Week of July 3, 2023

A weekly Saturday recap to share with you our favorite links, discoveries, exhibitions, and more from the past seven days. This week: a Japanese-inspired burger bar in Geneva, an avant garde planter expo in Antwerp, and a reimagined Sardinian home.

Interiors

The concept of “boro-boro” — the art of layering repaired materials to create a patchwork effect — is the leading idea behind Sando, a new Japanese-inspired burger bar in Geneva. (Side note: What’s with all the amazing burger bars lately?) A spatial design led by Sapid Studio involved renovating an existing restaurant in the same location, as well as precise demolition of key points to reflect the new concept. There’s a stainless-steel bar (a cue from omakase counters); hanging, recycled fabrics; natural bar stools; and stained birch throughout.

Pretziada, a creative practice in Sardinia, has merged the best of the past with the present in its latest venture, the historic renovation of a 1970s home in Sulcis. Located on the southwestern corner of the island dotted with sheep and wild lavender yet contrasted with unemployment and depopulation, Pretziada has rebuilt a once-decrepit structure for a new creative purpose. Local materials like a caned roof, stone walls, terracotta tile, lime plaster, and vintage and custom furnishings make it a contemporary homage to its location.

It’s time to think outside the (shoe) box. German-born, London-based product designer Tino Seubert has designed two spaces for luxury French shoe retailer, Free Lance. Glass brick walls, glass window displays with resin blocks, as well as minimalist industrial interiors are the perfect pedestal for the footwear in the Brussels store, while the brand’s Paris showroom features Kevlar, the material of choice for bulletproof vests, to upholster shelves and benches, a unique, high-tech, and futuristic leaning usage.

Discoveries

On July 6, CB2 unveiled a capsule collection, featuring some of the brand’s most coveted pieces. The Gwyneth Ivory Boucle Swivel Chair, a soft, high-end feeling seat with a vintage yet modern silhouette, Senza Lamp, a mushroom-shaped blown glass table lamp from Studio Anansi, and Babylon Brown Marble Bistro Table, a circular two-seater with luxe white and gray veining, make the cut.
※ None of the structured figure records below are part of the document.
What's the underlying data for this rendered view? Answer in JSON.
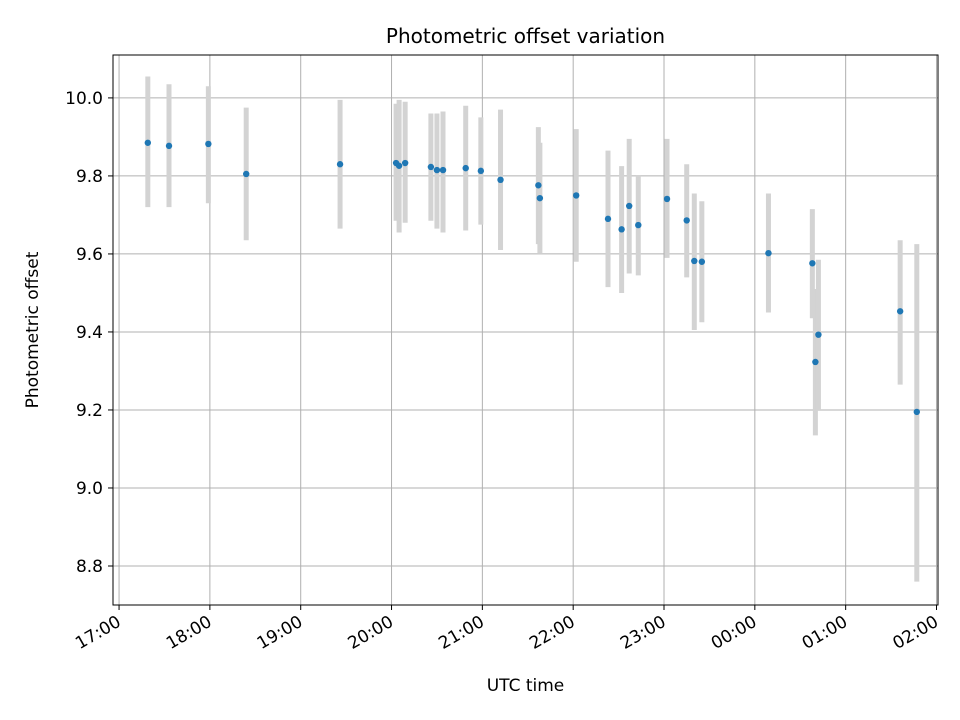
{
  "chart_data": {
    "type": "scatter",
    "title": "Photometric offset variation",
    "xlabel": "UTC time",
    "ylabel": "Photometric offset",
    "x_ticks": [
      "17:00",
      "18:00",
      "19:00",
      "20:00",
      "21:00",
      "22:00",
      "23:00",
      "00:00",
      "01:00",
      "02:00"
    ],
    "y_ticks": [
      "8.8",
      "9.0",
      "9.2",
      "9.4",
      "9.6",
      "9.8",
      "10.0"
    ],
    "y_tick_values": [
      8.8,
      9.0,
      9.2,
      9.4,
      9.6,
      9.8,
      10.0
    ],
    "xlim": [
      "16:56",
      "02:01"
    ],
    "ylim": [
      8.7,
      10.11
    ],
    "grid": true,
    "errorbar_color": "#d3d3d3",
    "point_color": "#1f77b4",
    "points": [
      {
        "t": "17:19",
        "y": 9.885,
        "lo": 9.72,
        "hi": 10.055
      },
      {
        "t": "17:33",
        "y": 9.877,
        "lo": 9.72,
        "hi": 10.035
      },
      {
        "t": "17:59",
        "y": 9.882,
        "lo": 9.73,
        "hi": 10.03
      },
      {
        "t": "18:24",
        "y": 9.805,
        "lo": 9.635,
        "hi": 9.975
      },
      {
        "t": "19:26",
        "y": 9.83,
        "lo": 9.665,
        "hi": 9.995
      },
      {
        "t": "20:03",
        "y": 9.833,
        "lo": 9.685,
        "hi": 9.985
      },
      {
        "t": "20:05",
        "y": 9.826,
        "lo": 9.655,
        "hi": 9.995
      },
      {
        "t": "20:09",
        "y": 9.833,
        "lo": 9.68,
        "hi": 9.99
      },
      {
        "t": "20:26",
        "y": 9.823,
        "lo": 9.685,
        "hi": 9.96
      },
      {
        "t": "20:30",
        "y": 9.815,
        "lo": 9.665,
        "hi": 9.96
      },
      {
        "t": "20:34",
        "y": 9.815,
        "lo": 9.655,
        "hi": 9.965
      },
      {
        "t": "20:49",
        "y": 9.82,
        "lo": 9.66,
        "hi": 9.98
      },
      {
        "t": "20:59",
        "y": 9.813,
        "lo": 9.675,
        "hi": 9.95
      },
      {
        "t": "21:12",
        "y": 9.79,
        "lo": 9.61,
        "hi": 9.97
      },
      {
        "t": "21:37",
        "y": 9.776,
        "lo": 9.625,
        "hi": 9.925
      },
      {
        "t": "21:38",
        "y": 9.743,
        "lo": 9.6,
        "hi": 9.885
      },
      {
        "t": "22:02",
        "y": 9.75,
        "lo": 9.58,
        "hi": 9.92
      },
      {
        "t": "22:23",
        "y": 9.69,
        "lo": 9.515,
        "hi": 9.865
      },
      {
        "t": "22:32",
        "y": 9.663,
        "lo": 9.5,
        "hi": 9.825
      },
      {
        "t": "22:37",
        "y": 9.723,
        "lo": 9.55,
        "hi": 9.895
      },
      {
        "t": "22:43",
        "y": 9.674,
        "lo": 9.545,
        "hi": 9.8
      },
      {
        "t": "23:02",
        "y": 9.741,
        "lo": 9.59,
        "hi": 9.895
      },
      {
        "t": "23:15",
        "y": 9.686,
        "lo": 9.54,
        "hi": 9.83
      },
      {
        "t": "23:20",
        "y": 9.582,
        "lo": 9.405,
        "hi": 9.755
      },
      {
        "t": "23:25",
        "y": 9.58,
        "lo": 9.425,
        "hi": 9.735
      },
      {
        "t": "00:09",
        "y": 9.602,
        "lo": 9.45,
        "hi": 9.755
      },
      {
        "t": "00:38",
        "y": 9.576,
        "lo": 9.435,
        "hi": 9.715
      },
      {
        "t": "00:40",
        "y": 9.323,
        "lo": 9.135,
        "hi": 9.51
      },
      {
        "t": "00:42",
        "y": 9.393,
        "lo": 9.2,
        "hi": 9.585
      },
      {
        "t": "01:36",
        "y": 9.453,
        "lo": 9.265,
        "hi": 9.635
      },
      {
        "t": "01:47",
        "y": 9.195,
        "lo": 8.76,
        "hi": 9.625
      }
    ]
  }
}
The trade’s best kept furniture vendor is going public. LA-based RAD has worked with the likes of Nike, Sweetgreen, and Warby Parker for the last decade, providing durable powder-coated steel, commercial seating. Now, design-lovers can shop the pieces on a new direct-to-consumer e-commerce site, and to celebrate the launch, RAD has unveiled a new line of color-forward seating consisting of seven botanical-inspired tones.

The pastels have come to play. Italian designer Giovanni Botticelli has new colorful collections, including decorative, graphic, mirrors as part of his Murales series, and smaller, hand-crafted mirrors that draw the line between function and art. Both collections utilize glass-working techniques such as sandblasting and lacquering alongside steel powder painted components.

Ransom & Dunn‘s first homewares collection, Foundations, is a study in simple, timeless forms. Influenced by Neoclassical architecture and sculptural shapes and lines, the collection includes essential pieces for the living room from statement furniture to refined accessories like the oblong marble Petra Table and voluminous Sparta Sofa. Designers Julia Ransom and Johanna Dunn look at the collection as an opportunity for homeowners to purchase gallery-quality pieces.

Exhibitions

Planters are an archetypal yet underrated object. A new garden show in Antwerp, highlighting 14 artists’ work, aims to showcase unique planter iterations in a public space. Now open through July 16 in the courtyard of an apartment complex at the Groenplaats, geographical, architectural, and meteorological conditions further challenge the artists with their site-specific works.